Chris and Ben more or less make my world go around... Okay, you guys can stop now. I'm getting dizzy...

| Wednesday, June 07, 2006

O Lord, thou hast been our refuge in every generation…
-Psalm 91

It’s an easy thing to give up. People today don’t believe in anything. Kids have no respect. To me, far more dangerous than that vague respect older people talk about—kids have no self respect, no self love. They seek it anywhere or they seek oblivion. No one believes in anything anymore. Not even themselves. It is a very dark synopsis and we wail for the good old days. No one has the values they used to, people treat each other like objects now. Just look how we use each other.

Anyone who says such a thing needs a brief survey course in history. There is more of Jim Crow, lynchings, interment camps and slavery than there is apple pie. Women bleeding in back alleys and men battered to death for loving each other, convents full of nuns set to flames because they were Papists and not Protestants fill the pages of our good old days.

There was a statement found from a while ago lamenting the loss of innocence and virtue in youth, of how the world was going to nihilism long before it could make the trip to hell in a handbasket. I look around at the people I love and lament those things too. But this statement was found on clay in Egypt over four thousand years ago. Every generation has its struggles. In every age things seem to be at an end and yet we persist. Goodness, light, virtue, remain. It just seems that sometimes it’s news to us that we have to struggle a little to get them.
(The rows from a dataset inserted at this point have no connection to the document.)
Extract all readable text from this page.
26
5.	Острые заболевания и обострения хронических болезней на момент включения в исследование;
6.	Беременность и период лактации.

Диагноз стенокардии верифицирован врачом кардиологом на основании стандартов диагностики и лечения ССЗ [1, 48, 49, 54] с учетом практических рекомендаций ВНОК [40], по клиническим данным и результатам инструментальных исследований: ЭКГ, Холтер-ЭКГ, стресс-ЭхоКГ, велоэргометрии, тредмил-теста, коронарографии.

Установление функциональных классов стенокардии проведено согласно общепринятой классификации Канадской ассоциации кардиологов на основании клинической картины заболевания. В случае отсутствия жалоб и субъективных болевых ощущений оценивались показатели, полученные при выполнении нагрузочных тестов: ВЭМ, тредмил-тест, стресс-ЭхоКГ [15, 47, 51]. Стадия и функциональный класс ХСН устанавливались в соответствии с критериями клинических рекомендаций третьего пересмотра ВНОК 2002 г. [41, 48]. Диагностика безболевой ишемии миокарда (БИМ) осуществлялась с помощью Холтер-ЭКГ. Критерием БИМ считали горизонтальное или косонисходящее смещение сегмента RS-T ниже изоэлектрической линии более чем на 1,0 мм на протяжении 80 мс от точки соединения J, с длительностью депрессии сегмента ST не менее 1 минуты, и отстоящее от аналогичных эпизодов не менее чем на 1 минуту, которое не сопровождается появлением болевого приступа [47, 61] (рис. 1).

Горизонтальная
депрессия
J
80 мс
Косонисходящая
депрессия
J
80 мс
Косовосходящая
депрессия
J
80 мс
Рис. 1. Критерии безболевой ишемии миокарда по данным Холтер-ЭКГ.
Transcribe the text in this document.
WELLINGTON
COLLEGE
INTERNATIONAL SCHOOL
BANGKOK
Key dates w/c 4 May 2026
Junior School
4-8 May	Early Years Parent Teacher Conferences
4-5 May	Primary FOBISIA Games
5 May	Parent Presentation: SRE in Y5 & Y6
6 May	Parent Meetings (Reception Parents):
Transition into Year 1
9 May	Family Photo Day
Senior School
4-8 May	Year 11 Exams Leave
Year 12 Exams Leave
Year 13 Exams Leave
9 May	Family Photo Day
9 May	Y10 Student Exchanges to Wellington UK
The phrase that I am tired of hearing—because it is shot through with holes and excuses—is the unimaginative and immoral, “As long as two consenting adults are doing something and not hurting each other, why is it wrong?” It seems sad that we’ve come to this impasse where morality, decency, imagination and responsibility have been replaced by so flat and dull a statement. Whoever utters it eventually learns, after a great deal of heartache that all the trouble comes from what the adjective and the verb—consenting, hurting—conceals

As a liberal and a Catholic I have seen that what masquerades as liberalism now is often this lack of responsibility. It is increasingly news to people of my generations that 1. you are a human being who 2. lives in community with human beings—that means lives contingent upon and not against others and 3, are responsible to your fellow human beings. The first two statements are merely facts. The last can be debated, but only a fool would.